Today I’m looking at something that’s really more of a “negative power” — a weakness.
Originally, vampires in the old penny-dreadful movies could be repelled by holy objects — crucifixes, holy water, a bible. They would reel away in horror, their arms up to hide their faces, hissing in agony, when a cross was thrust towards them. A bible was always sufficient protection against the undead, until the heroine conveniently left it on her bedside table while she traipsed in the woods at midnight.
Garlic, a natural antibiotic that filters through human blood, is also repellent to vampires.
But vampires in more modern literature are sometimes able to overcome these traditional weaknesses.
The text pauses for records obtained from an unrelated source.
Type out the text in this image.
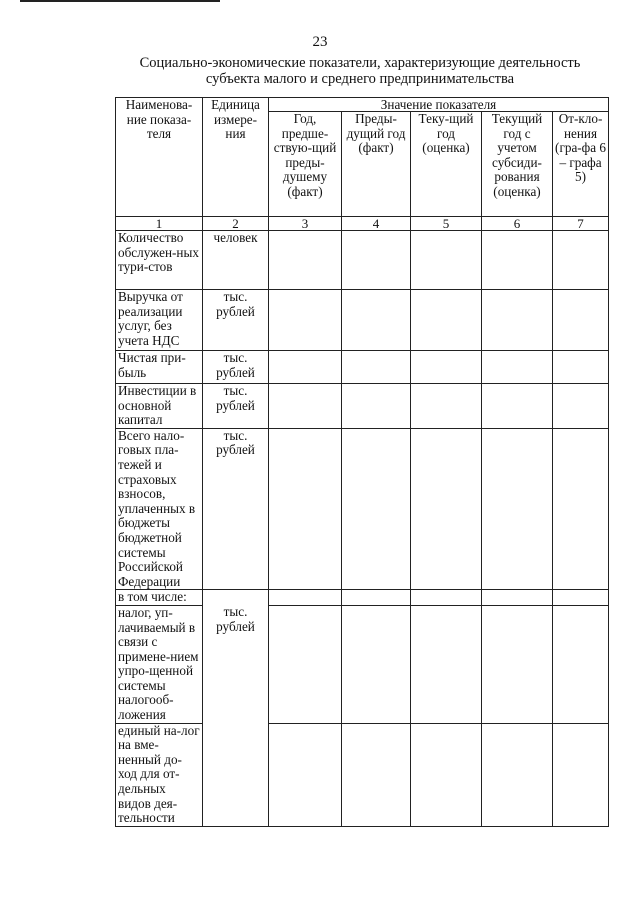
23
Социально-экономические показатели, характеризующие деятельность
субъекта малого и среднего предпринимательства
Наименова-ние показа-теля	Единица измере-ния	Значение показателя				
		Год, предше-ствую-щий преды-душему (факт)	Преды-дущий год (факт)	Теку-щий год (оценка)	Текущий год с учетом субсиди-рования (оценка)	От-кло-нения (гра-фа 6 – графа 5)
1	2	3	4	5	6	7
Количество обслужен-ных тури-стов	человек					
Выручка от реализации услуг, без учета НДС	тыс. рублей					
Чистая при-быль	тыс. рублей					
Инвестиции в основной капитал	тыс. рублей					
Всего нало-говых пла-тежей и страховых взносов, уплаченных в бюджеты бюджетной системы Российской Федерации	тыс. рублей					
в том числе:						
налог, уп-лачиваемый в связи с примене-нием упро-щенной системы налогооб-ложения	тыс. рублей					
единый на-лог на вме-ненный до-ход для от-дельных видов дея-тельности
I always remember the sheer thrill I got from Stephen King’s ‘Salem’s Lot, when his vampires tossed aside crucifixes with disdain, when such devices had always worked in the past. It opened up all sorts of horrible/exciting possibilities after that!
The southern vampires and French imports of today’s literature seem to be more amused by holy water, et al, than afraid of them, but some of them are still offended by garlic. As with most of the vampire powers, it is become a function of the author’s universe as to how these weaknesses are treated. The reader gets to discover if the author has included them — or even considered them — as they learn more about the characters on their way through the book.
Have you seen any interesting uses of these devices in your reading?